A new collaborative project between The University of Bath and the University of São Paulo (USP) is developing novel diagnostic tools to spot cancer early on.
The teams, led by Dr. Pedro Estrela (Bath) and Professor Marcelo Mulato (USP), are creating sensors that will accurately detect and measure early-stage cancer biomarkers via point-of-care testing.
The research integrates existing electrochemical and semiconductor-based biosensors developed by the two universities for in vitro cancer diagnostics. The teams are using their combined expertise to develop techniques that enhance the sensitivity and selectivity of the sensors. The result will be innovative, robust and ultra-sensitive biosensors that detect biomarkers specific to both prostate and breast cancer.
“Prostate and breast cancer are the two most common types of cancer in the UK,” Dr.

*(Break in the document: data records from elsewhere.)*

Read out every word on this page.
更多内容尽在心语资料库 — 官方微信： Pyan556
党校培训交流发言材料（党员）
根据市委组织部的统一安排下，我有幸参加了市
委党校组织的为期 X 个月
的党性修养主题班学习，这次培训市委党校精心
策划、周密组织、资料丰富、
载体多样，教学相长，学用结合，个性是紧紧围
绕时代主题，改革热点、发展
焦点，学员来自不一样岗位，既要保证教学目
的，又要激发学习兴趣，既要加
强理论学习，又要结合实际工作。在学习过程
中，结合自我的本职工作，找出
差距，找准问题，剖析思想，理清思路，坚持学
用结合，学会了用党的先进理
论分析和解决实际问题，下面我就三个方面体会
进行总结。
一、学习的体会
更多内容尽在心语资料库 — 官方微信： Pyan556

Estrela said. “Detecting them in their infancy increases the chance of successful treatment and reduces mortality rates. Symptoms aren’t always obvious at an early stage with both of these types of cancer so finding alternative methods of diagnosis addresses a real medical need.”

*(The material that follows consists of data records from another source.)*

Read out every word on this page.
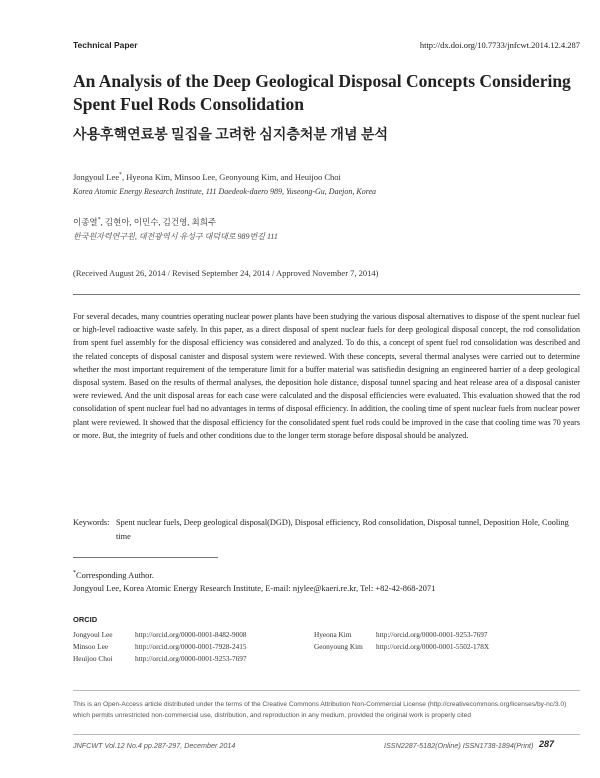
Technical Paper	http://dx.doi.org/10.7733/jnfcwt.2014.12.4.287
An Analysis of the Deep Geological Disposal Concepts Considering Spent Fuel Rods Consolidation
사용후핵연료봉 밀집을 고려한 심지층처분 개념 분석
Jongyoul Lee*, Hyeona Kim, Minsoo Lee, Geonyoung Kim, and Heuijoo Choi
Korea Atomic Energy Research Institute, 111 Daedeok-daero 989, Yuseong-Gu, Daejon, Korea
이종열*, 김현아, 이민수, 김건영, 최희주
한국원자력연구원, 대전광역시 유성구 대덕대로 989번길 111
(Received August 26, 2014 / Revised September 24, 2014 / Approved November 7, 2014)

For several decades, many countries operating nuclear power plants have been studying the various disposal alternatives to dispose of the spent nuclear fuel or high-level radioactive waste safely. In this paper, as a direct disposal of spent nuclear fuels for deep geological disposal concept, the rod consolidation from spent fuel assembly for the disposal efficiency was considered and analyzed. To do this, a concept of spent fuel rod consolidation was described and the related concepts of disposal canister and disposal system were reviewed. With these concepts, several thermal analyses were carried out to determine whether the most important requirement of the temperature limit for a buffer material was satisfiedin designing an engineered barrier of a deep geological disposal system. Based on the results of thermal analyses, the deposition hole distance, disposal tunnel spacing and heat release area of a disposal canister were reviewed. And the unit disposal areas for each case were calculated and the disposal efficiencies were evaluated. This evaluation showed that the rod consolidation of spent nuclear fuel had no advantages in terms of disposal efficiency. In addition, the cooling time of spent nuclear fuels from nuclear power plant were reviewed. It showed that the disposal efficiency for the consolidated spent fuel rods could be improved in the case that cooling time was 70 years or more. But, the integrity of fuels and other conditions due to the longer term storage before disposal should be analyzed.

Keywords: Spent nuclear fuels, Deep geological disposal(DGD), Disposal efficiency, Rod consolidation, Disposal tunnel, Deposition Hole, Cooling time
*Corresponding Author.
Jongyoul Lee, Korea Atomic Energy Research Institute, E-mail: njylee@kaeri.re.kr, Tel: +82-42-868-2071
ORCID
Jongyoul Lee	http://orcid.org/0000-0001-8482-9008
Minsoo Lee	http://orcid.org/0000-0001-7928-2415
Heuijoo Choi	http://orcid.org/0000-0001-9253-7697
Hyeona Kim	http://orcid.org/0000-0001-9253-7697
Geonyoung Kim http://orcid.org/0000-0001-5502-178X
This is an Open-Access article distributed under the terms of the Creative Commons Attribution Non-Commercial License (http://creativecommons.org/licenses/by-nc/3.0) which permits unrestricted non-commercial use, distribution, and reproduction in any medium, provided the original work is properly cited
JNFCWT Vol.12 No.4 pp.287-297, December 2014	ISSN2287-5182(Online) ISSN1738-1894(Print) 287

Innovative approaches that could change lives
Another device in development will detect panels of microRNAs in the blood, which are linked to the development and progression of cancer. The biosensor will analyze molecular fingerprints of microRNAs to reveal precise and important information about the stage and subtype of prostate cancer. The information could help determine the best choice of therapy for individual patients.
“The devices offer a less invasive and more efficient alternative to current diagnostics,” Dr. Estrela said. “They are designed to analyze markers associated with cancer in the blood more accurately. Our goal is to make these devices widely available in primary care in the future. Eventually, we want to see biosensors used as part of regular checks in hospitals and GP surgeries across the world.”
Bringing together complementary research expertise.
The two-year project supports ongoing research and cooperation between the two universities under the umbrella of biosensor technologies. It draws on elements from Dr. Estrela’s work on prostate cancer and Professor Mulato’s on breast cancer.
Since the project started in November, researcher visits have taken place between Bath and São Paulo, opening up an exchange of knowledge. The project promises to lead to further collaborations to advance biosensor research for cancer diagnosis in the future.